Corey made it to the front gate so fast she must have made at least one hyperjump. In moments, after greetings, hugs, official signatures on logbooks, more hugs, and all the other necessities, including still more hugs, she led them into the lobby of Building 4. By prior agreement, Alan was waiting around the corner.

“This is going to be a bit of a surprise,” Corey said. “We’re going to have some company on our trip today.”

“Oh?” Sonia asked. She sounded a little hesitant, or even disappointed. “Who is it?”

“I’ll tell you in a minute. How well do either of you speak Common?”

“Somewhat,” Heather said. “I read Common Script pretty well.”

“I can speak it,” Sonia said. “I’m told I have a horrible accent. I assume you can read and speak it, Corey.”

“It’s a requirement for working in Space.” She turned. “Come on out,” she called. Alan stepped around the corner. The other two women, nearly exact copies of Corey down to their expressions, started in surprise, their eyes widening.
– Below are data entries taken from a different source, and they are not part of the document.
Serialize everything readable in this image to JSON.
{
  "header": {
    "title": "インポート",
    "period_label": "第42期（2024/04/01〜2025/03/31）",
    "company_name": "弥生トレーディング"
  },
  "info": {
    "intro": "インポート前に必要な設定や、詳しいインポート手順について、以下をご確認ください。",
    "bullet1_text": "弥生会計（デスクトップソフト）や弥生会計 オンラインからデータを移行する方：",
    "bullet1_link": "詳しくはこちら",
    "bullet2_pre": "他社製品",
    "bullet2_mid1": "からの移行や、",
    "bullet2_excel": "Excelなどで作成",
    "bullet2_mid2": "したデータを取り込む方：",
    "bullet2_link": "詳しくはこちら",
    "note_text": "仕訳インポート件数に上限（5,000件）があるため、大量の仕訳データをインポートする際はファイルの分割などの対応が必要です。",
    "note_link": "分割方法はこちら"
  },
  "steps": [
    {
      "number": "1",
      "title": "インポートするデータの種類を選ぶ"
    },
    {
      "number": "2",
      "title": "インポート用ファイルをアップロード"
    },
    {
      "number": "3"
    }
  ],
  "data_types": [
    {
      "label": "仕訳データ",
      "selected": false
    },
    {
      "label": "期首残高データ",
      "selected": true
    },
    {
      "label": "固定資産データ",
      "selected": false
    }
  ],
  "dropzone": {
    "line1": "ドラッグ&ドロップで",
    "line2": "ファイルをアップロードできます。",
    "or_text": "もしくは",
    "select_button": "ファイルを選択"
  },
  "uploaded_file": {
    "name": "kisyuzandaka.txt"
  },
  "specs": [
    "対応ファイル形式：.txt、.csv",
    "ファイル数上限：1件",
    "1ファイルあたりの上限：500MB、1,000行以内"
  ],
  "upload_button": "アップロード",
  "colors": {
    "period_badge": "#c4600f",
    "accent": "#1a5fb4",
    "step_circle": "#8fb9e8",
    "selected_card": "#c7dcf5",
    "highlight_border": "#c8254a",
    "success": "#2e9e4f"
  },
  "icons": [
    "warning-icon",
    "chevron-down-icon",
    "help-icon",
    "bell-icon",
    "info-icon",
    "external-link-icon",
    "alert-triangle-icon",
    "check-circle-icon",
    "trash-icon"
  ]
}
They really are triplets, Alan thought. I knew it; I just didn’t believe it.

“This is Commander Alan Young of the People’s Star Kingdom Navy,” Corey said. “He’s been on a mission here for the last few months, and he’s going back home in a few days.”

“He’s a man,” the one on the right in the light green clothes said. He’d heard enough of the Ladies’ language that he recognized most of that phrase.

“Yes, he is,” Corey said. “He and I met in a professional capacity some time ago. Now be polite and speak Common.”

“We were on the same side in a fight,” Alan said.

“I think she told us about that in a letter or something,” the one in green said in halting Common. She tried to edge back, but Corey had her arm in a lock and wouldn’t let her move.